Loree Lough

With nearly three million books sold, best-selling author Loree Lough’s titles have earned 4- and 5-star reviews and dozens of awards. Reviewers and readers alike call her “a gifted writer whose stories touch hearts and change lives.” Her 9/11 novel From Ashes to Honor (#1 in First Responders series, Abingdon) hits bookshelves to coordinate with the 10th anniversary of the tragedy. Loree lives near Baltimore and loves spending time at her teeny tiny cabin in the Allegheny Mountains, where she loves to show off her talent for correctly identifying critter tracks. Visit Loree at http://wwwloreelough.com.

Loree's Lough Down

Everybody Loves Free Stuff … Right?

Lately, while leading workshops and teaching classes, chatting with fellow authors at book signings, and just plain commiserating with writer pals, someone eventually mentions the publishing industry’s latest sales tactic: free downloads of our books to Nook and Kindle owners. Once that proverbial door is open, it’s a pretty sure bet that someone else will ask, “How can we ‘up’ our sales stats if publishers keep giving our books away?”

The topic is one of many in a long list of “new industry trends.” It wasn’t so long ago, as you’ll recall, that we sat around pooh-poohing the at-the-time new trend: ebooks. “They’ll go the way of record albums and eight-track tapes,” we snorted, “because those reader-type gizmos will never take the place of print-on-paper in the hearts of true-blue book lovers!”

Mmm-hmm, and weren’t we just all shades of shocked and surprised when “ereader” and “free download” became household words that struck fear into the hearts of authors for whom “piracy” roused images of captains Hook and Kidd. (Remember when the opening pages of every novel said, “If you purchased this book without a cover, you should be aware that this book is stolen property; it was reported as “unsold and destroyed” to the publisher, and neither the author nor the publisher received any payment for this “stripped book.”? I guess we can cross that worry off our What to Fret About lists, because there will always be a plethora of Jack Sparrows among us, searching out clever new ways to steal.)

But I digress.

Purists contend that the purchase price and battery life of an ereader, together with the cost of downloads, will add ereaders to the endangered species list. And on the other side of the aisle, industry analysts point out that the high cost of doing business is responsible for the declining number of brick-and-mortar bookstores.

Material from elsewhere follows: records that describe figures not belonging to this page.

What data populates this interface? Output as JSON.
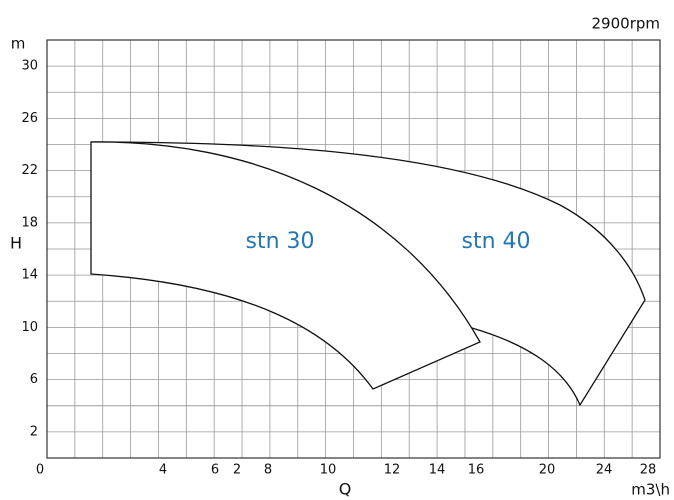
{
  "chart_data": {
    "type": "pump-curve",
    "subtitle": "2900rpm",
    "y_unit": "m",
    "y_label": "H",
    "x_label": "Q",
    "x_unit": "m3\\h",
    "ylim": [
      0,
      32
    ],
    "yticks": [
      2,
      6,
      10,
      14,
      18,
      22,
      26,
      30
    ],
    "x_tick_labels": [
      "0",
      "4",
      "6",
      "2",
      "8",
      "10",
      "12",
      "14",
      "16",
      "20",
      "24",
      "28"
    ],
    "series": [
      {
        "name": "stn 30",
        "color": "#2477b3"
      },
      {
        "name": "stn 40",
        "color": "#2477b3"
      }
    ],
    "grid": true
  }
}
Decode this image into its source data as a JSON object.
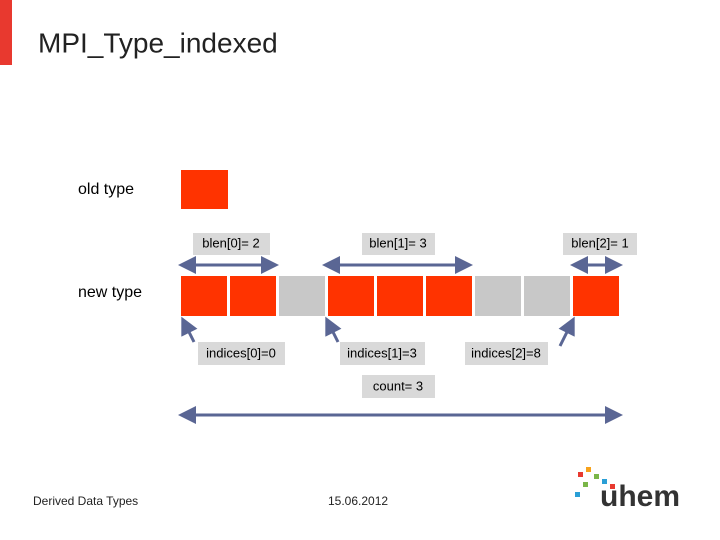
{
  "header": {
    "title": "MPI_Type_indexed"
  },
  "diagram": {
    "old_type_label": "old type",
    "new_type_label": "new type",
    "blocklengths": [
      "blen[0]= 2",
      "blen[1]= 3",
      "blen[2]= 1"
    ],
    "indices": [
      "indices[0]=0",
      "indices[1]=3",
      "indices[2]=8"
    ],
    "count": "count= 3"
  },
  "footer": {
    "left": "Derived Data Types",
    "date": "15.06.2012",
    "logo": "uhem"
  }
}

In that strange and eerie place where the two meet, some genius threw the “Give ’em away!” idea at the wall … and it stuck. That means we authors had better figure out how to embrace the philosophy if we want to stand out in the ever-increasing pool of talented writers, because those glory days, when companies pampered authors with huge advances and high-falootin’ book tours, are as gone (to quote a song) as a Civil War soldier. And that means kicking in a few bucks to show our willingness to increase their bottom line: Book Trailers, bookmarks and postcards, pens and key chains … and our cooperation when publishers give away dozens (and sometimes hundreds) of free copies of our books.

But as one friend and published author (I’ll call her Freddie) said, “How can we show good numbers [during each royalty period] if our publishers continue giving away so many copies of our books?”

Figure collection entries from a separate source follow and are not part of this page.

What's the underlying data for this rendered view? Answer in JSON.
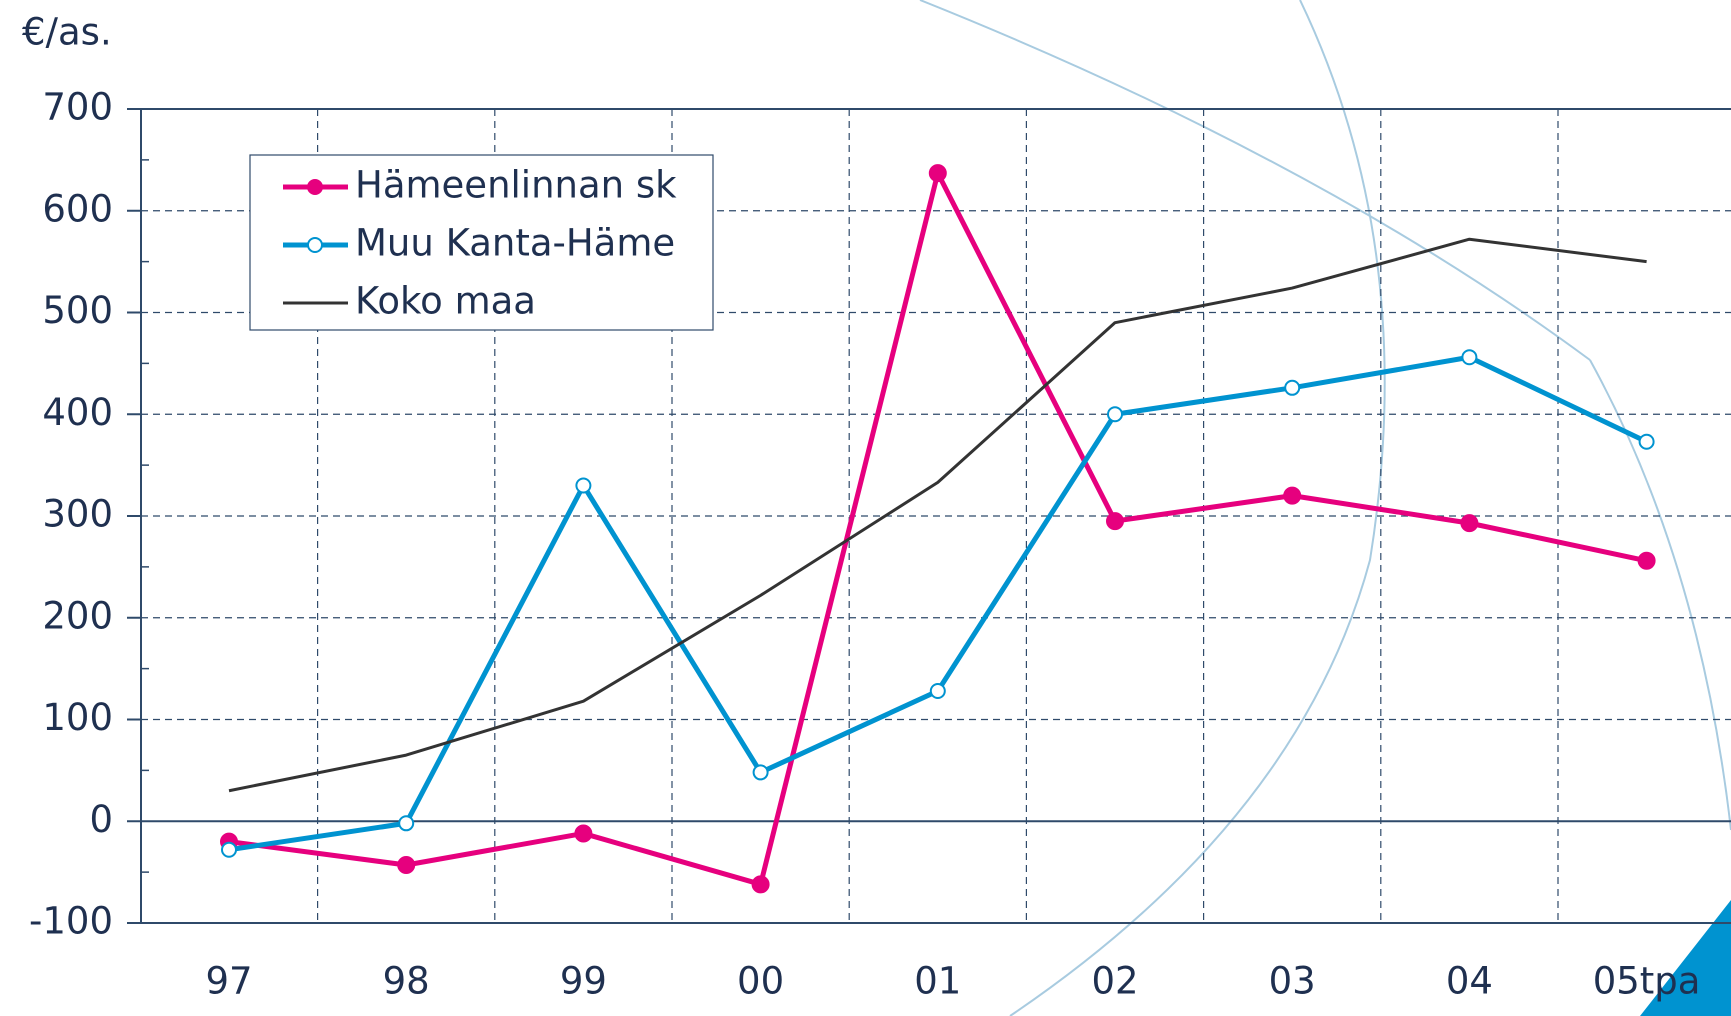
{
  "chart_data": {
    "type": "line",
    "ylabel": "€/as.",
    "categories": [
      "97",
      "98",
      "99",
      "00",
      "01",
      "02",
      "03",
      "04",
      "05tpa"
    ],
    "series": [
      {
        "name": "Hämeenlinnan sk",
        "color": "#e6007e",
        "marker": "filled",
        "values": [
          -20,
          -43,
          -12,
          -62,
          637,
          295,
          320,
          293,
          256
        ]
      },
      {
        "name": "Muu Kanta-Häme",
        "color": "#0093d0",
        "marker": "open",
        "values": [
          -28,
          -2,
          330,
          48,
          128,
          400,
          426,
          456,
          373
        ]
      },
      {
        "name": "Koko maa",
        "color": "#333333",
        "marker": "none",
        "values": [
          30,
          65,
          118,
          222,
          333,
          490,
          524,
          572,
          550
        ]
      }
    ],
    "ylim": [
      -100,
      700
    ],
    "yticks": [
      -100,
      0,
      100,
      200,
      300,
      400,
      500,
      600,
      700
    ],
    "grid": true
  }
}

“We have to look at this giveaway practice,” said another published pro (aka Bub), “as a marketing tactic; if offering a free book inspires a reader to buy one copy of your next book, it was worth the investment. Done properly, your name gets out there. Done enough times, and your name goes viral. And in this business, exposure like that equals success.”

So, is Bub correct when he says that giveaways are a growing trend? Is Freddie’s argument—that free stuff devalues the writer and the book—valid? Should we line up behind Bub, who believes people don’t value things based on what they cost, but on what others think they’re worth? Or follow Freddie, who can’t wrap her mind around the concept that she’s expected to show an increase in the number books sold per royalty period, when the giveaways aren’t counted as sales?

Maybe, just maybe, it boils down to this:

It’s more important than ever that we authors continue writing the best stories we can, while praying like crazy that God will put them in the hands of people who will appreciate the blood, sweat, and tears that went into each. Do that, and we can hope that, after reading a free download, readers will boost the sales of our print books by way of that old-fashioned method: word of mouth.